The development of Catholic Medieval Universities occurred over the span of a number of centuries. It was a great enterprise that revived the ancient institutions of learning of Athens and Alexandria but under the auspices of the Catholic Church and Catholic Monarchs. The Christian confidence in reason and the harmony between reason and faith enabled the development and growth of these institutions.
Newman does not give an account of the period between Charlemagne and the consolidation of the first Medieval Universities, but he notes that these developed out of the public or grammar schools. He described this as “a movement” requiring a “comprehensive philosophy.” By this we should understand a confidence in reason and rather a specific philosophical school. The subjects of the universities were the existing Trivium (Grammar, Logic, Rhetoric,) and the Quadrivium (Geometry, Astronomy, Arithmetic, and Music). What were only local centers of learning attracted larger numbers of students and became places with a “systematizing of knowledge.”
With the increase of the members the students were divided in groups by nations and a Procurator or Proctor headed each group.

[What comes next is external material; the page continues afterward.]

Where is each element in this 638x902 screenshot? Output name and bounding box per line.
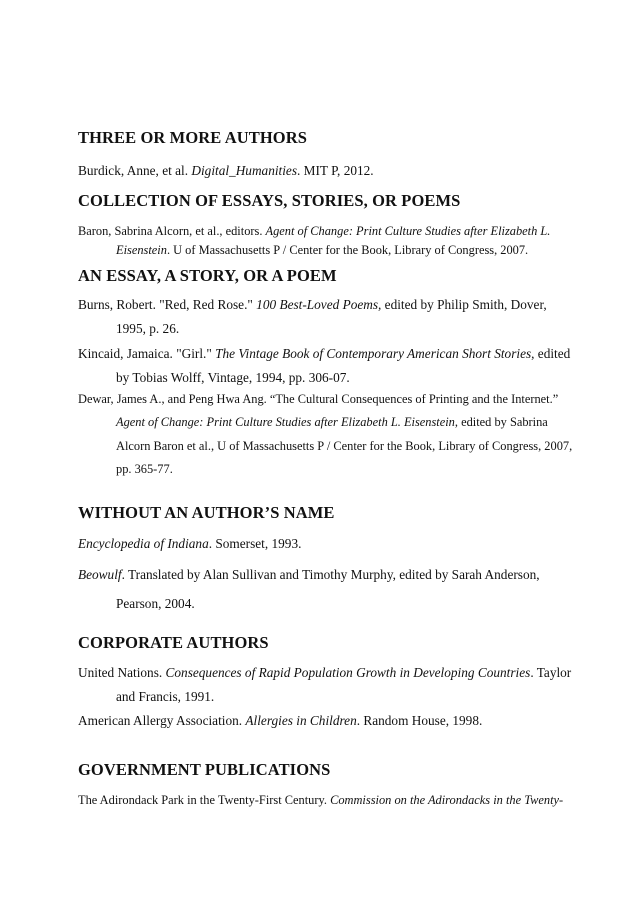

Something similar had been done in Athens. The University of Paris and the University of Vienna were divided each into four nations. Oxford only had two nations: “the north English, which comprehended the Scotch; and the South English, which comprehended the Irish and Welsh.” The office of Proctors at Oxford derived from this. At different universities the heads of the universities were called Rector, Chancellor or Provost. At first the head of a university taught students but as the sciences increased the instruction was left to Doctors who taught a given science. This was the origin of Deans of Faculties.

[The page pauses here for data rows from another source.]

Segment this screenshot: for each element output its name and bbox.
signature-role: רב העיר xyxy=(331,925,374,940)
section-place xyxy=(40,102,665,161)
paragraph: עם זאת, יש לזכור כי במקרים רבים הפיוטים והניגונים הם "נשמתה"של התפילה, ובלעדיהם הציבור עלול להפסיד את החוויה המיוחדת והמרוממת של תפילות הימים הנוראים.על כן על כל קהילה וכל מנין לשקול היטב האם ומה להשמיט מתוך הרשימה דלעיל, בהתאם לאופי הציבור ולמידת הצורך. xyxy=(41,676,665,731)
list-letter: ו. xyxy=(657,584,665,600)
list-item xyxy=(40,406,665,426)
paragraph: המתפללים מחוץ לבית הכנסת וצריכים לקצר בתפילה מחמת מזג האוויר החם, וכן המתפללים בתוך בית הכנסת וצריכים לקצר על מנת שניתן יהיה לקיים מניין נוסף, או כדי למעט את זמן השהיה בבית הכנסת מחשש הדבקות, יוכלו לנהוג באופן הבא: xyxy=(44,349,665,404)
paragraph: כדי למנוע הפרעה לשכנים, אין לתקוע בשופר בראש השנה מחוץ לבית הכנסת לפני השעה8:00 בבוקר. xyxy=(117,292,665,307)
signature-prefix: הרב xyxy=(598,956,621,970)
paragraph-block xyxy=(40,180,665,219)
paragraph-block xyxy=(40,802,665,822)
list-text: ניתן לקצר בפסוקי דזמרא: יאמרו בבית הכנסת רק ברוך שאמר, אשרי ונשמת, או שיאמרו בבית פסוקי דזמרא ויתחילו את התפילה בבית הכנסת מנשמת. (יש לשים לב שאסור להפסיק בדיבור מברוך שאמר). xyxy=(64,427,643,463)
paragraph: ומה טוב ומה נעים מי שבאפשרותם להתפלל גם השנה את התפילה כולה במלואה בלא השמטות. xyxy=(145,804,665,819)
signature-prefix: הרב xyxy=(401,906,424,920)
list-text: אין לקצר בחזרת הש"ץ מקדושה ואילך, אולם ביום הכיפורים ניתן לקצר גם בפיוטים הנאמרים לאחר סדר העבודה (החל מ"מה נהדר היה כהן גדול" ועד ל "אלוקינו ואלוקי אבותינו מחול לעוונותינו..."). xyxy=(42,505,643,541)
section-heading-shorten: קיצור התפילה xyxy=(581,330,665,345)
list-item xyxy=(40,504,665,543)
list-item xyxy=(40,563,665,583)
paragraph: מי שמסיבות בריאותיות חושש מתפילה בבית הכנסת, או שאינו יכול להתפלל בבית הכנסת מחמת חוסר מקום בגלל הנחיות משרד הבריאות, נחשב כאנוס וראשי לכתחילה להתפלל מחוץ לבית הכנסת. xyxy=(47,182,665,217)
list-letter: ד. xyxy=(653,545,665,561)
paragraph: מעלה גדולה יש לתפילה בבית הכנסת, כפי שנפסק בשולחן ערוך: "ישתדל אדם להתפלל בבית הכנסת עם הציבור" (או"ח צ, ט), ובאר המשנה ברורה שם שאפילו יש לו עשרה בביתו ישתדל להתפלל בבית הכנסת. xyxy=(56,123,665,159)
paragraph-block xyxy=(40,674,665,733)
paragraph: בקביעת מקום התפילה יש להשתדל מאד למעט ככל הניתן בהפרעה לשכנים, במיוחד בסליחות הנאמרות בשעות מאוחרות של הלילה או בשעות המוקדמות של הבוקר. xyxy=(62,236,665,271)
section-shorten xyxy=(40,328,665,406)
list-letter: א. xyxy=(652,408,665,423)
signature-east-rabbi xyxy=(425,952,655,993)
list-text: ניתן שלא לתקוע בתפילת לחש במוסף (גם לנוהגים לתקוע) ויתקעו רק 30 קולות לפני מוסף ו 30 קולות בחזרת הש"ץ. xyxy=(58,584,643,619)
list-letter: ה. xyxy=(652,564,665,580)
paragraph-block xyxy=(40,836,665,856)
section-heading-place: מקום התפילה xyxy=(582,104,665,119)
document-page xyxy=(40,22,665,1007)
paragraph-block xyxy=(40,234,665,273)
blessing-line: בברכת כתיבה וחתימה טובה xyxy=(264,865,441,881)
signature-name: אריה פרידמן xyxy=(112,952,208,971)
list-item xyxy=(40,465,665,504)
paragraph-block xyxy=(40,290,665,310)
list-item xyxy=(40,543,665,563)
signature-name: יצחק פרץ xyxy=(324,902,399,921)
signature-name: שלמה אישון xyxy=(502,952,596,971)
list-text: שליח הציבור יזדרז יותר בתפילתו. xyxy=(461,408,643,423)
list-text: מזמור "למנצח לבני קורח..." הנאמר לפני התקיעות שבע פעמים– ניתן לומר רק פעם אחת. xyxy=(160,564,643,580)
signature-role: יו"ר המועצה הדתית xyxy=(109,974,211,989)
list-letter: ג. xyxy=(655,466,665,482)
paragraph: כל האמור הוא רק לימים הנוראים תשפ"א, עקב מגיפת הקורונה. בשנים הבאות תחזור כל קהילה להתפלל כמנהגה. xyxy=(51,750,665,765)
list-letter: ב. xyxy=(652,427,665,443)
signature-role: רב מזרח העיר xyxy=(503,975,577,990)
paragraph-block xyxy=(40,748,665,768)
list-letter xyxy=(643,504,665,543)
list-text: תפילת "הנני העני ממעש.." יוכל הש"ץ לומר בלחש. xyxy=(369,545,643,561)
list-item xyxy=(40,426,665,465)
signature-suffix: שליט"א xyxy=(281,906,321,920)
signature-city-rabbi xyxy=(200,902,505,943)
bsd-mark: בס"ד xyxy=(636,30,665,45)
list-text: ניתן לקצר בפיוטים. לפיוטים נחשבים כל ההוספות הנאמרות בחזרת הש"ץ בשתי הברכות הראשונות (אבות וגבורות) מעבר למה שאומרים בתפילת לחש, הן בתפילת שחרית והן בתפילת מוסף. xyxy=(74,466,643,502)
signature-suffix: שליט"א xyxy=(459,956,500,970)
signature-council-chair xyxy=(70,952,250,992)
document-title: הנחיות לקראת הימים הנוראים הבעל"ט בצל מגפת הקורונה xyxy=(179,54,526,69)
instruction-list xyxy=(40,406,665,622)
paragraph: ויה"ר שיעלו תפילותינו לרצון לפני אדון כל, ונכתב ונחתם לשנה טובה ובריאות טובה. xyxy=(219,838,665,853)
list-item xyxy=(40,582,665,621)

Initially degrees were only a testimonial that a resident was fit to teach at a given university, and in Newman’s time the Vice-Chancellor admitted a person taking a degree to the “lectio” of certain books. These degrees did not have purpose outside the university. Once universities were recognized by the State or other Universities then the import of degrees changed. “As students on taking degrees are admitted “legere et disputare,” so are they called “Magistri,” [Masters] that is, of the schools; and “Doctors,” that is, teachers, or in some places “Professors,” as the letters S.T.P. show, used instead of D.D.”
Newman enumerates the characteristic distinctions between public or grammar schools and of universities made by Bulaeus (César-Egasse du Boulay), a 17th century historian and rector of the University of Paris. The public or grammar school founded by Charlemagne and the universities into which some eventually grew differed in that in the latter, Medicine, Law and Theology were added to the seven liberal arts. The latter or Schola Majores were only located in the great cities and were few in number. Locations that were salubrious and beautiful were chosen as the site for universities. Another difference between public schools and universities is that Popes, Emperors and Kings were the founders of universities whereas lesser authorities in Church and State were the founders of Colleges and Schools. Another distinction according to Bulaeus were the privileges associated with universities: “Patrocinium” (or patronage) and “Praemium” (or awards). Lastly, the greater and lesser schools differed in their government; the colleges had one head while the university were governed by the community of scholars that constituted them.
With this sketch Newman summarily enumerates the subjects, faculty members and characteristics of the Medieval Universities which were Christian in origin and can still be recognized in contemporary universities, religious or secular.